The lawsuit was filed in April by Taylor Dumpson against Andrew Anglin, a neo-Nazi website publisher for organizing an online harassment campaign. He is involved in two other federal lawsuits for his racist and anti-Semitic trolling campaigns.
Dumpson claimed that Anglin directed the readers on his site, The Daily Storm, to cyberbully her after she became American University’s first black student government president in May 2017.
Dumpson also sued Evan James McCarty and Brian Ade for harassing her online.
McCarty is the only one of the three accused men who is involved in this settlement.
In response to Dumpson’s new roll in student government, bananas were hung from a string in a noose shape around campus. The school did not find anyone to be responsible for the hate crime and University President Silvia Burwell said, “all credible leads have been exhausted.”

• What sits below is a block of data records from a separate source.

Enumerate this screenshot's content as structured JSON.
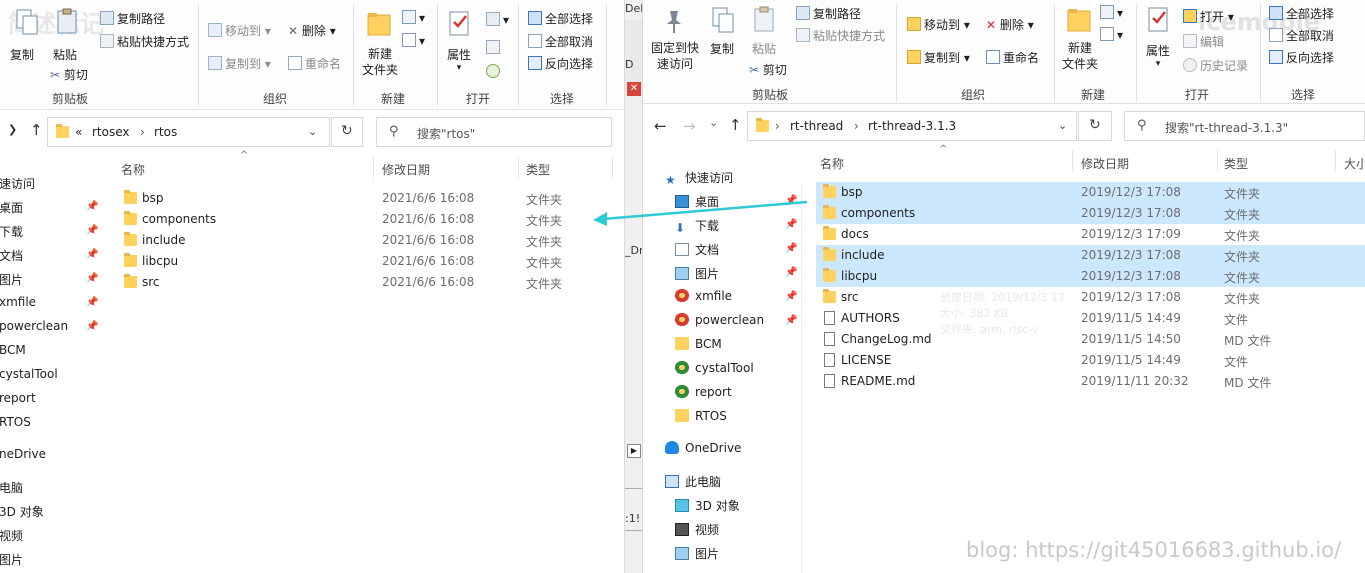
{
  "left": {
    "ribbon": {
      "clipboard": {
        "copy": "复制",
        "paste": "粘贴",
        "copy_path": "复制路径",
        "paste_shortcut": "粘贴快捷方式",
        "cut": "剪切",
        "group": "剪贴板"
      },
      "organize": {
        "move_to": "移动到",
        "copy_to": "复制到",
        "delete": "删除",
        "rename": "重命名",
        "group": "组织"
      },
      "new": {
        "new_folder_1": "新建",
        "new_folder_2": "文件夹",
        "group": "新建"
      },
      "open": {
        "properties": "属性",
        "group": "打开"
      },
      "select": {
        "select_all": "全部选择",
        "select_none": "全部取消",
        "invert": "反向选择",
        "group": "选择"
      }
    },
    "address": {
      "overflow": "«",
      "crumbs": [
        "rtosex",
        "rtos"
      ]
    },
    "search_placeholder": "搜索\"rtos\"",
    "columns": {
      "name": "名称",
      "date": "修改日期",
      "type": "类型"
    },
    "files": [
      {
        "name": "bsp",
        "date": "2021/6/6 16:08",
        "type": "文件夹"
      },
      {
        "name": "components",
        "date": "2021/6/6 16:08",
        "type": "文件夹"
      },
      {
        "name": "include",
        "date": "2021/6/6 16:08",
        "type": "文件夹"
      },
      {
        "name": "libcpu",
        "date": "2021/6/6 16:08",
        "type": "文件夹"
      },
      {
        "name": "src",
        "date": "2021/6/6 16:08",
        "type": "文件夹"
      }
    ],
    "nav": [
      "速访问",
      "桌面",
      "下载",
      "文档",
      "图片",
      "xmfile",
      "powerclean",
      "BCM",
      "cystalTool",
      "report",
      "RTOS",
      "neDrive",
      "电脑",
      "3D 对象",
      "视频",
      "图片"
    ],
    "pin": "📌"
  },
  "gap": {
    "texts": [
      "Debi",
      "D",
      "_Dr",
      ":1!"
    ]
  },
  "right": {
    "ribbon": {
      "clipboard": {
        "pin_quick_1": "固定到快",
        "pin_quick_2": "速访问",
        "copy": "复制",
        "paste": "粘贴",
        "copy_path": "复制路径",
        "paste_shortcut": "粘贴快捷方式",
        "cut": "剪切",
        "group": "剪贴板"
      },
      "organize": {
        "move_to": "移动到",
        "copy_to": "复制到",
        "delete": "删除",
        "rename": "重命名",
        "group": "组织"
      },
      "new": {
        "new_folder_1": "新建",
        "new_folder_2": "文件夹",
        "group": "新建"
      },
      "open": {
        "properties": "属性",
        "open": "打开",
        "edit": "编辑",
        "history": "历史记录",
        "group": "打开"
      },
      "select": {
        "select_all": "全部选择",
        "select_none": "全部取消",
        "invert": "反向选择",
        "group": "选择"
      }
    },
    "address": {
      "crumbs": [
        "rt-thread",
        "rt-thread-3.1.3"
      ]
    },
    "search_placeholder": "搜索\"rt-thread-3.1.3\"",
    "columns": {
      "name": "名称",
      "date": "修改日期",
      "type": "类型",
      "size": "大小"
    },
    "files": [
      {
        "name": "bsp",
        "date": "2019/12/3 17:08",
        "type": "文件夹",
        "kind": "folder",
        "selected": true
      },
      {
        "name": "components",
        "date": "2019/12/3 17:08",
        "type": "文件夹",
        "kind": "folder",
        "selected": true
      },
      {
        "name": "docs",
        "date": "2019/12/3 17:09",
        "type": "文件夹",
        "kind": "folder",
        "selected": false
      },
      {
        "name": "include",
        "date": "2019/12/3 17:08",
        "type": "文件夹",
        "kind": "folder",
        "selected": true
      },
      {
        "name": "libcpu",
        "date": "2019/12/3 17:08",
        "type": "文件夹",
        "kind": "folder",
        "selected": true
      },
      {
        "name": "src",
        "date": "2019/12/3 17:08",
        "type": "文件夹",
        "kind": "folder",
        "selected": false
      },
      {
        "name": "AUTHORS",
        "date": "2019/11/5 14:49",
        "type": "文件",
        "kind": "file",
        "selected": false
      },
      {
        "name": "ChangeLog.md",
        "date": "2019/11/5 14:50",
        "type": "MD 文件",
        "kind": "file",
        "selected": false
      },
      {
        "name": "LICENSE",
        "date": "2019/11/5 14:49",
        "type": "文件",
        "kind": "file",
        "selected": false
      },
      {
        "name": "README.md",
        "date": "2019/11/11 20:32",
        "type": "MD 文件",
        "kind": "file",
        "selected": false
      }
    ],
    "nav": [
      {
        "label": "快速访问",
        "icon": "star-icon",
        "pin": false
      },
      {
        "label": "桌面",
        "icon": "desktop-icon",
        "pin": true
      },
      {
        "label": "下载",
        "icon": "download-icon",
        "pin": true
      },
      {
        "label": "文档",
        "icon": "document-icon",
        "pin": true
      },
      {
        "label": "图片",
        "icon": "picture-icon",
        "pin": true
      },
      {
        "label": "xmfile",
        "icon": "sync-error-icon",
        "pin": true
      },
      {
        "label": "powerclean",
        "icon": "sync-error-icon",
        "pin": true
      },
      {
        "label": "BCM",
        "icon": "folder-icon",
        "pin": false
      },
      {
        "label": "cystalTool",
        "icon": "sync-ok-icon",
        "pin": false
      },
      {
        "label": "report",
        "icon": "sync-ok-icon",
        "pin": false
      },
      {
        "label": "RTOS",
        "icon": "folder-icon",
        "pin": false
      },
      {
        "label": "OneDrive",
        "icon": "cloud-icon",
        "pin": false
      },
      {
        "label": "此电脑",
        "icon": "computer-icon",
        "pin": false
      },
      {
        "label": "3D 对象",
        "icon": "cube-icon",
        "pin": false
      },
      {
        "label": "视频",
        "icon": "video-icon",
        "pin": false
      },
      {
        "label": "图片",
        "icon": "picture-icon",
        "pin": false
      }
    ],
    "tooltip": [
      "创建日期: 2019/12/3 17",
      "大小: 382 KB",
      "文件夹: arm, risc-v"
    ]
  },
  "watermark": "blog: https://git45016683.github.io/",
  "watermark_top_left": "简述标记",
  "watermark_top_right": "icemople",
  "colors": {
    "selection": "#cce8ff",
    "arrow": "#2fc9d4",
    "folder": "#ffd25f",
    "accent": "#0078d7"
  }
}
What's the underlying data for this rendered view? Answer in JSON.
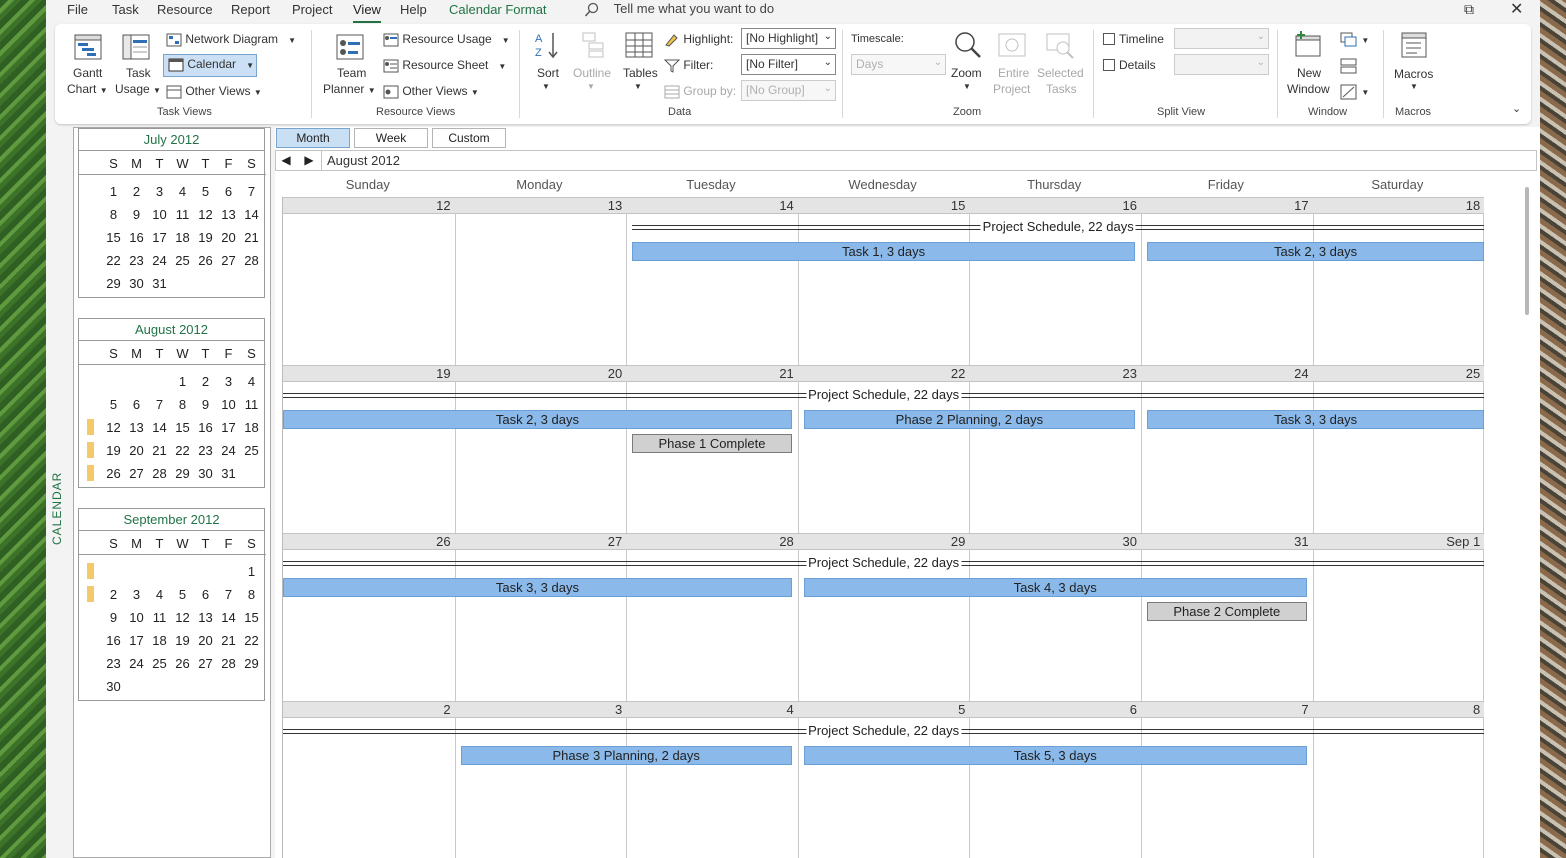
{
  "menu": {
    "file": "File",
    "task": "Task",
    "resource": "Resource",
    "report": "Report",
    "project": "Project",
    "view": "View",
    "help": "Help",
    "calendar_format": "Calendar Format",
    "tell_me": "Tell me what you want to do"
  },
  "ribbon": {
    "task_views": {
      "gantt": "Gantt",
      "gantt2": "Chart",
      "task_usage": "Task",
      "task_usage2": "Usage",
      "network_diagram": "Network Diagram",
      "calendar": "Calendar",
      "other_views": "Other Views",
      "label": "Task Views"
    },
    "resource_views": {
      "team_planner": "Team",
      "team_planner2": "Planner",
      "resource_usage": "Resource Usage",
      "resource_sheet": "Resource Sheet",
      "other_views": "Other Views",
      "label": "Resource Views"
    },
    "data": {
      "sort": "Sort",
      "outline": "Outline",
      "tables": "Tables",
      "highlight_label": "Highlight:",
      "highlight_value": "[No Highlight]",
      "filter_label": "Filter:",
      "filter_value": "[No Filter]",
      "groupby_label": "Group by:",
      "groupby_value": "[No Group]",
      "label": "Data"
    },
    "zoom": {
      "timescale_label": "Timescale:",
      "timescale_value": "Days",
      "zoom": "Zoom",
      "entire": "Entire",
      "entire2": "Project",
      "selected": "Selected",
      "selected2": "Tasks",
      "label": "Zoom"
    },
    "split": {
      "timeline": "Timeline",
      "details": "Details",
      "label": "Split View"
    },
    "window": {
      "new": "New",
      "new2": "Window",
      "label": "Window"
    },
    "macros": {
      "macros": "Macros",
      "label": "Macros"
    }
  },
  "sidebar_label": "CALENDAR",
  "mini_calendars": [
    {
      "title": "July 2012",
      "dow": [
        "S",
        "M",
        "T",
        "W",
        "T",
        "F",
        "S"
      ],
      "weeks": [
        [
          "1",
          "2",
          "3",
          "4",
          "5",
          "6",
          "7"
        ],
        [
          "8",
          "9",
          "10",
          "11",
          "12",
          "13",
          "14"
        ],
        [
          "15",
          "16",
          "17",
          "18",
          "19",
          "20",
          "21"
        ],
        [
          "22",
          "23",
          "24",
          "25",
          "26",
          "27",
          "28"
        ],
        [
          "29",
          "30",
          "31",
          "",
          "",
          "",
          ""
        ]
      ],
      "marked": [
        false,
        false,
        false,
        false,
        false
      ]
    },
    {
      "title": "August 2012",
      "dow": [
        "S",
        "M",
        "T",
        "W",
        "T",
        "F",
        "S"
      ],
      "weeks": [
        [
          "",
          "",
          "",
          "1",
          "2",
          "3",
          "4"
        ],
        [
          "5",
          "6",
          "7",
          "8",
          "9",
          "10",
          "11"
        ],
        [
          "12",
          "13",
          "14",
          "15",
          "16",
          "17",
          "18"
        ],
        [
          "19",
          "20",
          "21",
          "22",
          "23",
          "24",
          "25"
        ],
        [
          "26",
          "27",
          "28",
          "29",
          "30",
          "31",
          ""
        ]
      ],
      "marked": [
        false,
        false,
        true,
        true,
        true
      ]
    },
    {
      "title": "September 2012",
      "dow": [
        "S",
        "M",
        "T",
        "W",
        "T",
        "F",
        "S"
      ],
      "weeks": [
        [
          "",
          "",
          "",
          "",
          "",
          "",
          "1"
        ],
        [
          "2",
          "3",
          "4",
          "5",
          "6",
          "7",
          "8"
        ],
        [
          "9",
          "10",
          "11",
          "12",
          "13",
          "14",
          "15"
        ],
        [
          "16",
          "17",
          "18",
          "19",
          "20",
          "21",
          "22"
        ],
        [
          "23",
          "24",
          "25",
          "26",
          "27",
          "28",
          "29"
        ],
        [
          "30",
          "",
          "",
          "",
          "",
          "",
          ""
        ]
      ],
      "marked": [
        true,
        true,
        false,
        false,
        false,
        false
      ]
    }
  ],
  "view_tabs": {
    "month": "Month",
    "week": "Week",
    "custom": "Custom"
  },
  "nav": {
    "prev": "◀",
    "next": "▶",
    "month_label": "August 2012"
  },
  "dow_headers": [
    "Sunday",
    "Monday",
    "Tuesday",
    "Wednesday",
    "Thursday",
    "Friday",
    "Saturday"
  ],
  "weeks": [
    {
      "days": [
        "12",
        "13",
        "14",
        "15",
        "16",
        "17",
        "18"
      ],
      "project": {
        "label": "Project Schedule, 22 days",
        "start": 2,
        "end": 7
      },
      "bars": [
        {
          "label": "Task 1, 3 days",
          "start": 2,
          "end": 5,
          "row": 0,
          "kind": "task"
        },
        {
          "label": "Task 2, 3 days",
          "start": 5,
          "end": 7,
          "row": 0,
          "kind": "task"
        }
      ]
    },
    {
      "days": [
        "19",
        "20",
        "21",
        "22",
        "23",
        "24",
        "25"
      ],
      "project": {
        "label": "Project Schedule, 22 days",
        "start": 0,
        "end": 7
      },
      "bars": [
        {
          "label": "Task 2, 3 days",
          "start": 0,
          "end": 3,
          "row": 0,
          "kind": "task"
        },
        {
          "label": "Phase 2 Planning, 2 days",
          "start": 3,
          "end": 5,
          "row": 0,
          "kind": "task"
        },
        {
          "label": "Task 3, 3 days",
          "start": 5,
          "end": 7,
          "row": 0,
          "kind": "task"
        },
        {
          "label": "Phase 1 Complete",
          "start": 2,
          "end": 3,
          "row": 1,
          "kind": "milestone"
        }
      ]
    },
    {
      "days": [
        "26",
        "27",
        "28",
        "29",
        "30",
        "31",
        "Sep 1"
      ],
      "project": {
        "label": "Project Schedule, 22 days",
        "start": 0,
        "end": 7
      },
      "bars": [
        {
          "label": "Task 3, 3 days",
          "start": 0,
          "end": 3,
          "row": 0,
          "kind": "task"
        },
        {
          "label": "Task 4, 3 days",
          "start": 3,
          "end": 6,
          "row": 0,
          "kind": "task"
        },
        {
          "label": "Phase 2 Complete",
          "start": 5,
          "end": 6,
          "row": 1,
          "kind": "milestone"
        }
      ]
    },
    {
      "days": [
        "2",
        "3",
        "4",
        "5",
        "6",
        "7",
        "8"
      ],
      "project": {
        "label": "Project Schedule, 22 days",
        "start": 0,
        "end": 7
      },
      "bars": [
        {
          "label": "Phase  3 Planning, 2 days",
          "start": 1,
          "end": 3,
          "row": 0,
          "kind": "task"
        },
        {
          "label": "Task 5, 3 days",
          "start": 3,
          "end": 6,
          "row": 0,
          "kind": "task"
        }
      ]
    }
  ]
}
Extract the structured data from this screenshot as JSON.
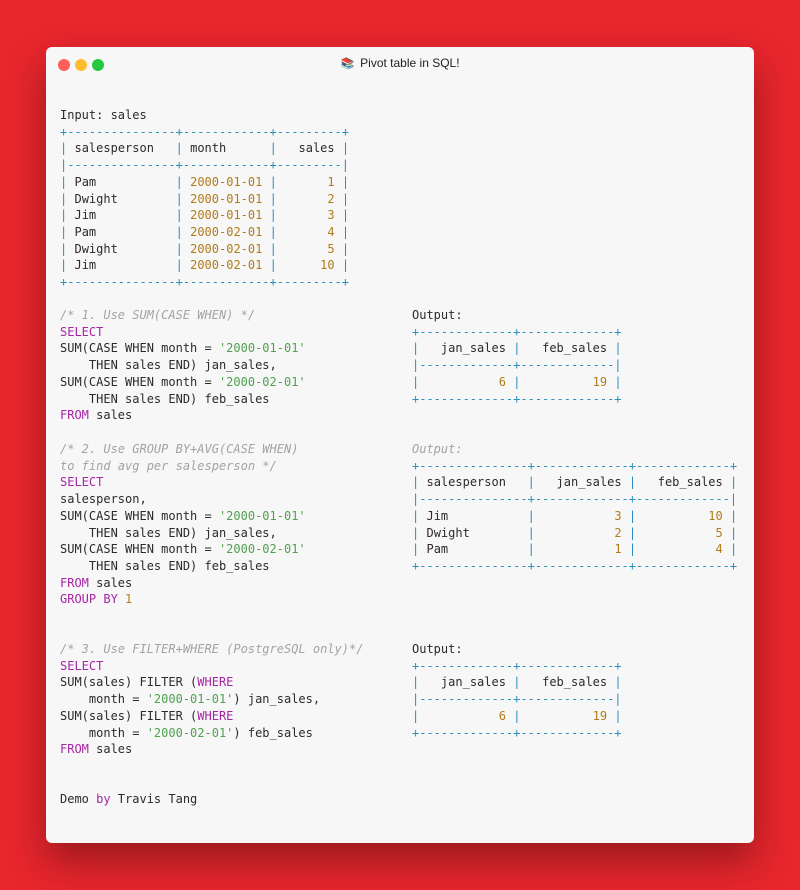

Days later, McCarty tweeted “READY THE TROOPS,” with a picture of a banana. He was tweeting under the screen name “Byron de la Vandal,” likely referencing nationalist Byron de la Beckwith, who assassinated a civil rights leader in 1963, according to The Eagle.
McCarty agreed to apologize directly to Dumpson in a video call that can be recorded and shown publicly for civil rights advocacy. He will also complete 200 hours of community service to promote racial justice and attend anti-hate training for one year.
McCarty’s parents say their son was being “persuaded into hateful activity on the internet.”
“Evan, our son, feels deep regret about his actions and is committed to making changes and moving forward in a positive way,” they said. “At this time, he is focused on continuing to make progress, pursuing his degree, contributing to his community and committed to making amends.”
Dumpson and her attorneys hope the settlement will send a strong message to white supremacists across the country and that they will be held accountable for their behavior in the future.